During four years of employment with a Lutheran Church support service, Gillian faced a number of hurdles as a case worker hired to investigate allegations of sexual abuse within the Church.

The service was intended to provide guidance and support to victims and reporters of sexual abuse. Gillian joined the program in the 2000s, and found the Church ‘downright obstinate’ about acting on cases.

‘When it came to the crunch, I think the Church was only interested in preserving its reputation. My recommendations were mostly ignored.’

When teachers reported the abuse of students and staff within a Lutheran boarding school, Gillian spoke to the school principal, Barry Sanderson, as part of her investigation.

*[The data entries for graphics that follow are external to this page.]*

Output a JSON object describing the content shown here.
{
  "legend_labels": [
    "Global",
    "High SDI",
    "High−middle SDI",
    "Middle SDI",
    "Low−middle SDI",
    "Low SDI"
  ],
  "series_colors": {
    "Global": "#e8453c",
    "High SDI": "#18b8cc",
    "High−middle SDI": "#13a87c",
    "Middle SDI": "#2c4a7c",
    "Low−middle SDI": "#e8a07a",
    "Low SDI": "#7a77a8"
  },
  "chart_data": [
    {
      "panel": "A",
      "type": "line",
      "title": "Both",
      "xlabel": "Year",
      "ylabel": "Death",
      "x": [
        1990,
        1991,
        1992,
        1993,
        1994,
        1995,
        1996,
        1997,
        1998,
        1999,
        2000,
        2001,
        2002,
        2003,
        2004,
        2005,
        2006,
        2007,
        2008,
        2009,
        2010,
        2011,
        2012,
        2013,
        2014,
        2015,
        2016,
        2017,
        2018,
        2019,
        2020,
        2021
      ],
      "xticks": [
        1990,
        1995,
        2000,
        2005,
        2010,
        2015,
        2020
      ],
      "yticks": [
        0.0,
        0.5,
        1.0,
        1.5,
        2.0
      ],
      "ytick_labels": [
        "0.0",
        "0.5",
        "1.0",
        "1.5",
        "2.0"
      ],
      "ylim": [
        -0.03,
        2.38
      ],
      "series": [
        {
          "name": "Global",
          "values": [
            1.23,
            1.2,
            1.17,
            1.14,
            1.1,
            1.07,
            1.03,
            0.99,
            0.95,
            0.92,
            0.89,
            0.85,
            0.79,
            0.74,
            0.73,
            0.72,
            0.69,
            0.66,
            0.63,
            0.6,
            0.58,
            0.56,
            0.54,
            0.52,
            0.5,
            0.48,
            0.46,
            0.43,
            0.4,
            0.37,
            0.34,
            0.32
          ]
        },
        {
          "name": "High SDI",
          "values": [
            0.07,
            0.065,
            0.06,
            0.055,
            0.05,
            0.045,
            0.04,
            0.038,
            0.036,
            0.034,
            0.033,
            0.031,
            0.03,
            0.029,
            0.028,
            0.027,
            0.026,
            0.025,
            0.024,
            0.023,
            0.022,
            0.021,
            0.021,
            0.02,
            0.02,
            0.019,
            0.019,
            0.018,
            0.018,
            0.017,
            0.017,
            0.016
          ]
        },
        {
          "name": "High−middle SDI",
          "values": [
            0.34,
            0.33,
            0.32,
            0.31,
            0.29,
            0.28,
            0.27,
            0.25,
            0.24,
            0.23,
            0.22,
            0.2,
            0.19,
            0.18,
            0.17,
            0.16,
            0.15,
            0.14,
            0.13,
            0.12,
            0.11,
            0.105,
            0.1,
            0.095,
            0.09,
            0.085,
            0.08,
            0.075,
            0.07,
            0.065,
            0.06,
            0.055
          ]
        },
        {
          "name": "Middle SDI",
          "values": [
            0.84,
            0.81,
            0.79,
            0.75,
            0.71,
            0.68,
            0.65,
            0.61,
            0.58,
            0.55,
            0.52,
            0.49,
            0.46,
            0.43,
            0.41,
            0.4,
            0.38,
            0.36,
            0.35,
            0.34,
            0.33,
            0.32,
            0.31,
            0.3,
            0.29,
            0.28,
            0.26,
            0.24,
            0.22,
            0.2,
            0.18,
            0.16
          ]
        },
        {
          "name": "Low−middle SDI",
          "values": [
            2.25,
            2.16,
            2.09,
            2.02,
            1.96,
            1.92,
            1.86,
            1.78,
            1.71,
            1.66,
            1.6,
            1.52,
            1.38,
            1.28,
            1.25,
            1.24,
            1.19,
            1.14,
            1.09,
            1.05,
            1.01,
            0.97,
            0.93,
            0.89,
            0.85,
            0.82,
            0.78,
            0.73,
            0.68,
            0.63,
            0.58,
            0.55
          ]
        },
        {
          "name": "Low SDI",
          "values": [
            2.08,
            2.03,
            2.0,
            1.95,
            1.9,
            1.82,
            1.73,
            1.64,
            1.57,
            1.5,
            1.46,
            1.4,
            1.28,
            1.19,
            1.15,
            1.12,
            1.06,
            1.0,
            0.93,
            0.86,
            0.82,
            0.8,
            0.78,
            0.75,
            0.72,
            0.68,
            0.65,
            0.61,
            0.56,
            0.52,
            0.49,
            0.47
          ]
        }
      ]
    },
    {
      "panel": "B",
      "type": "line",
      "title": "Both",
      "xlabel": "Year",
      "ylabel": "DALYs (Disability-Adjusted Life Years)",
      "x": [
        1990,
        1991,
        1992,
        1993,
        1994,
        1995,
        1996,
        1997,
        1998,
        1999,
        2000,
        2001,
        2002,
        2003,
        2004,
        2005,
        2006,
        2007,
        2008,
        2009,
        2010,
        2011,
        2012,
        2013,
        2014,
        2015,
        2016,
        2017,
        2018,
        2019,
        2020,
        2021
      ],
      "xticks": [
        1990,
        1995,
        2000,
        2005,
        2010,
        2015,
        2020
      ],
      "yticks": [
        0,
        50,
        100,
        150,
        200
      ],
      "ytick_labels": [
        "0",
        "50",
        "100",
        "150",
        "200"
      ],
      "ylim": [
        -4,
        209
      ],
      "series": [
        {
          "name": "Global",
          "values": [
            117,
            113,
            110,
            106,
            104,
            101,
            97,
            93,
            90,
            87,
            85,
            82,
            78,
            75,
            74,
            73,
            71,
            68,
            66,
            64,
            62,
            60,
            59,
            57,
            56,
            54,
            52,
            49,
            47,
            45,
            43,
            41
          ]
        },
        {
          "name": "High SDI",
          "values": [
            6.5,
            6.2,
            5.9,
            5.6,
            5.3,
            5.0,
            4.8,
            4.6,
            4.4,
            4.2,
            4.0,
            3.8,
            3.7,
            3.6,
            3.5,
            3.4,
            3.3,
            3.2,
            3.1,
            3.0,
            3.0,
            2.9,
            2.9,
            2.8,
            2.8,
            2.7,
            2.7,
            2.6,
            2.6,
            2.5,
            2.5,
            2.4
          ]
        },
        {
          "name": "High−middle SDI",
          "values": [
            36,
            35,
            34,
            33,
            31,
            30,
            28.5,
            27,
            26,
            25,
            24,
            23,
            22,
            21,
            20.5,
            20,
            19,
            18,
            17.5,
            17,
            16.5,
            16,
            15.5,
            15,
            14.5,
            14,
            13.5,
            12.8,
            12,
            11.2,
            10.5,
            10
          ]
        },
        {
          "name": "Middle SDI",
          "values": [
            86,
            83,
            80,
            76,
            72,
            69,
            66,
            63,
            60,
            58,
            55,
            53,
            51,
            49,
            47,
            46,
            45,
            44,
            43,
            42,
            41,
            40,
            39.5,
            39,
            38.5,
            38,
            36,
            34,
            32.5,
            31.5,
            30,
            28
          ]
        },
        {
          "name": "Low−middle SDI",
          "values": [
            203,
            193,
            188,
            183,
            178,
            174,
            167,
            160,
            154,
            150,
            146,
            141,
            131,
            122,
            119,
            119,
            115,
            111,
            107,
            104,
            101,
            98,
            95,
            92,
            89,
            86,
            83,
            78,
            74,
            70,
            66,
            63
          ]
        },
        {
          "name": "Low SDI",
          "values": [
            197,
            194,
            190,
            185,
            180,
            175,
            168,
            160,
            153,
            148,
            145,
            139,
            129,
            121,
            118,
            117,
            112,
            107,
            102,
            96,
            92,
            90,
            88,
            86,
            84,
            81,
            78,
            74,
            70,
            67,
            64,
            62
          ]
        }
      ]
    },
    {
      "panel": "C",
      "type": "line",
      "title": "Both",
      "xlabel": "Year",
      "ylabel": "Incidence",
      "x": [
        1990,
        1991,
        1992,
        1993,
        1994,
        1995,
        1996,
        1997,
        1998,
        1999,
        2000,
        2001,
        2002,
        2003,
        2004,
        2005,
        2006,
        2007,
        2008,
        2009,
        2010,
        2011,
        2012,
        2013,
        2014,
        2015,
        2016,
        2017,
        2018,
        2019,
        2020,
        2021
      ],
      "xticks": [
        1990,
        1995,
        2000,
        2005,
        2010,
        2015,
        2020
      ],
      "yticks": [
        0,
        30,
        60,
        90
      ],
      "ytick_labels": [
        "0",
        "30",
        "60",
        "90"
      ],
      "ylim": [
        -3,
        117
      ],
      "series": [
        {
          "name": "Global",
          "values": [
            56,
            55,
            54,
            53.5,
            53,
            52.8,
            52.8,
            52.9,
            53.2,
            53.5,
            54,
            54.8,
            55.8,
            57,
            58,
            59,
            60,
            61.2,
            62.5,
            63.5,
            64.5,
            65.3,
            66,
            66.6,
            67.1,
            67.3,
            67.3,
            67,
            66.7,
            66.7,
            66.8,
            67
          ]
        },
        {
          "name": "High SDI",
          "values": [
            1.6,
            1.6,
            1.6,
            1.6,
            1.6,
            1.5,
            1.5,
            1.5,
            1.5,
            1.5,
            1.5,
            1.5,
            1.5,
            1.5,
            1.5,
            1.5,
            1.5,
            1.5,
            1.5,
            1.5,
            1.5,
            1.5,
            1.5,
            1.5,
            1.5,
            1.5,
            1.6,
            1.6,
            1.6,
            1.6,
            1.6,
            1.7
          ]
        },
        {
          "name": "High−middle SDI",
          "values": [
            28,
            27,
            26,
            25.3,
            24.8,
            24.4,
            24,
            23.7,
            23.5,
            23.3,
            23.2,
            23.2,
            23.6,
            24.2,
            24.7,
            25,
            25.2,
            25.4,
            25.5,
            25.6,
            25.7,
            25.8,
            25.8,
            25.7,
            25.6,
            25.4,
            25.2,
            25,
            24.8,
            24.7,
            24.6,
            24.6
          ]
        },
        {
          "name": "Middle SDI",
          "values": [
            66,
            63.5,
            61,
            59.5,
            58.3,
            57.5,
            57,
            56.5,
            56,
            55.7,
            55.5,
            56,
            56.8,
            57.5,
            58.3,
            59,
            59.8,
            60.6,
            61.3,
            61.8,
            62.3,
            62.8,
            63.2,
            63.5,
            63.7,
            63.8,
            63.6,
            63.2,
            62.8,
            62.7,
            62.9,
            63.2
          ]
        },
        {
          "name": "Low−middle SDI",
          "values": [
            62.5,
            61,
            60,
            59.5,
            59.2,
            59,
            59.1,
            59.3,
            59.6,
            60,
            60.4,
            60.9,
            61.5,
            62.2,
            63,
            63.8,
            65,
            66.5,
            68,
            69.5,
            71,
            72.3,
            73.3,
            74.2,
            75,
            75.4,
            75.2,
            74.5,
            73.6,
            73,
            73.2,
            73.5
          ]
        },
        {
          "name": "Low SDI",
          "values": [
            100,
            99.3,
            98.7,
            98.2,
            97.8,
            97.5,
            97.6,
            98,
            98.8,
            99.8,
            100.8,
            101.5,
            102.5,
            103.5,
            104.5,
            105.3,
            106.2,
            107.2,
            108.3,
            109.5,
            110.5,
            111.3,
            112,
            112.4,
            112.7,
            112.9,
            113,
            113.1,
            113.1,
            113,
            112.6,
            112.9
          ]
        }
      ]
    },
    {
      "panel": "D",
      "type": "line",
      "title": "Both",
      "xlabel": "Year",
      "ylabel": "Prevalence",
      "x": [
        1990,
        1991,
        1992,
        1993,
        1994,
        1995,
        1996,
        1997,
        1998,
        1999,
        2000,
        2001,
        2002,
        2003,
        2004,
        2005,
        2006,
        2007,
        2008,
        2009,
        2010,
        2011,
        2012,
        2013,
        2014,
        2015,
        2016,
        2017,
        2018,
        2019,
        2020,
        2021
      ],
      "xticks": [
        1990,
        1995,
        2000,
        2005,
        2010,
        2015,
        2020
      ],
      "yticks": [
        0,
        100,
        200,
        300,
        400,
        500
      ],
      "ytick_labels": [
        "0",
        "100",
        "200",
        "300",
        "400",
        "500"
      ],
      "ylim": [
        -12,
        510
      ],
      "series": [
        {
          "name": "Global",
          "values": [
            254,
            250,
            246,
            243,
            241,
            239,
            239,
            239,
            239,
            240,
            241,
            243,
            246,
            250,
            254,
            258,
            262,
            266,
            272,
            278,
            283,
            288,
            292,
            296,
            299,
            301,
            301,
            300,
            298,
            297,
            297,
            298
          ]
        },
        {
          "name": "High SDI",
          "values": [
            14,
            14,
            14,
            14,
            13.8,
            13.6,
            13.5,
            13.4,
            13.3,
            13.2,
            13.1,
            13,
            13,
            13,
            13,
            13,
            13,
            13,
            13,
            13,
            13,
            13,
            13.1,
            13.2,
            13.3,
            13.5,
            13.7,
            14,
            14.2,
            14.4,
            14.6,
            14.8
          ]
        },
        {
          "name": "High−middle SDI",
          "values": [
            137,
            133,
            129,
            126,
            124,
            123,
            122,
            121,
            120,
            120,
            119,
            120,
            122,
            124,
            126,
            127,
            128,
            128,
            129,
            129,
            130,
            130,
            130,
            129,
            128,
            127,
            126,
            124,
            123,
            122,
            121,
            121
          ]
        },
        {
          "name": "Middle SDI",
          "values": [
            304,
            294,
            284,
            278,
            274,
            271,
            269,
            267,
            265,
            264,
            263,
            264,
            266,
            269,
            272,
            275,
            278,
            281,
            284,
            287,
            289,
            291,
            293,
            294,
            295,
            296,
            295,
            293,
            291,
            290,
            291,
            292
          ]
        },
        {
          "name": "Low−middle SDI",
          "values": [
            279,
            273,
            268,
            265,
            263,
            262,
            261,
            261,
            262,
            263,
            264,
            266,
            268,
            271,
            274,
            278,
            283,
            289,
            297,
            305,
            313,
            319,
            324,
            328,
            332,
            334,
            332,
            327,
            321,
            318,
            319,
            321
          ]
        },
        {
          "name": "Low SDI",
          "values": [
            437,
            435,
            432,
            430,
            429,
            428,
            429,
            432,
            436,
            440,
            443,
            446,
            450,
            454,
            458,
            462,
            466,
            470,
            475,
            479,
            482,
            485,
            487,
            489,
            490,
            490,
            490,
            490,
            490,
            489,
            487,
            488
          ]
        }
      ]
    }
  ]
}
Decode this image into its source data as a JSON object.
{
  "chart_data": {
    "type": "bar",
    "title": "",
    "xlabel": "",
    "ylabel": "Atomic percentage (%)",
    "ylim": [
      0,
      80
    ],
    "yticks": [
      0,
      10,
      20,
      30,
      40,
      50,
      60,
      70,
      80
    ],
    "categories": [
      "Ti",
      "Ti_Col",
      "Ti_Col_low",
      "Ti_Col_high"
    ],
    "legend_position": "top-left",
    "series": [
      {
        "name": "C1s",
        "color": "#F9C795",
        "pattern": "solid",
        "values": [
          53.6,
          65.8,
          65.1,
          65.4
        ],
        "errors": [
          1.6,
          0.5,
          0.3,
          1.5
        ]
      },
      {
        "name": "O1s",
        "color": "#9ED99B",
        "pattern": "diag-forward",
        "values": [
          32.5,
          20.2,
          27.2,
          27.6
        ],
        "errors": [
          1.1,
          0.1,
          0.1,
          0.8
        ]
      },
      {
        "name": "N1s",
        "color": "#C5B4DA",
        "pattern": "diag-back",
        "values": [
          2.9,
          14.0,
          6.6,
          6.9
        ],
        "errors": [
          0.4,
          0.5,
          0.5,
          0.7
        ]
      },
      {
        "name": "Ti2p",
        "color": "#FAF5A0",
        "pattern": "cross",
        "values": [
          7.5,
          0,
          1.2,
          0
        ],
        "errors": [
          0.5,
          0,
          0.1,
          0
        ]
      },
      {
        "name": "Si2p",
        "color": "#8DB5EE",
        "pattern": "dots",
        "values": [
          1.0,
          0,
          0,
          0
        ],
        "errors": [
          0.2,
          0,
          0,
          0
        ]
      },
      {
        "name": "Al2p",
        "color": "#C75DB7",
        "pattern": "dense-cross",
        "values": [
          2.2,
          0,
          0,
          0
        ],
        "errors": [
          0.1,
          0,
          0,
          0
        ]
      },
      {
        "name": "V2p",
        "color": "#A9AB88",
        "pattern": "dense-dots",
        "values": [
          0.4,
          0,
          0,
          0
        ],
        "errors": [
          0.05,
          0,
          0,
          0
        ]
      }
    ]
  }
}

‘Barry’s reaction was pretty shocking. He started talking about the impact on enrolment numbers if allegations of the abuse went public, and then insinuated that most of the eight reports I’d received were from women who were either drunks or suffering from postnatal depression.’

She found that by not lodging mandatory reports on abuse, Barry had failed to uphold his duty of care, as had the person to whom Barry reported, and that both should therefore be stood down.

Gillian disclosed her findings to a Lutheran bishop and a senior member of the Lutheran Schools Association, and met with them to discuss action on the findings.

‘I wanted to see victims of sexual abuse provided with external care, because often they’d lost trust in the Church but were in dire need of support and counselling. But the others seemed more concerned about the negative press surrounding my investigation into abuse at the boarding school.’

Gillian also recommended the Church send an apology to the victims, which she said was ignored.

‘I think acknowledgement and empathy is important to victims of abuse, to help them heal, so I ended up sending the apology myself. The bishop later asked me why I’d sent it without his consent, which demonstrates a complete lack of insight into the abuse people were suffering.’

She told the Commissioner that a Church official later made public comments that she was ‘unqualified to make recommendations about sexual abuse within the Church’, and that this had led to her resignation.

‘Before taking on that role, I’d been a parole officer and extensively worked with victims and perpetrators within the prison system so felt more than qualified to assess claims of abuse. Over four years I dealt with 72 reports, but I know there were others that the bishop chose to handle himself.’

In every case, Gillian pointed out, allegations were only ever dealt with internally.

‘The Lutheran Church did not treat sexual abuse seriously, and that’s been really, really disappointing for me. I believe there’s a good chance thousands of children in schools, and others under their care, may still be at risk today. There’s a lot of talk about caring for victims, but there’s nobody addressing their needs and wants. Victims stand completely alone, and that’s simply not good enough.’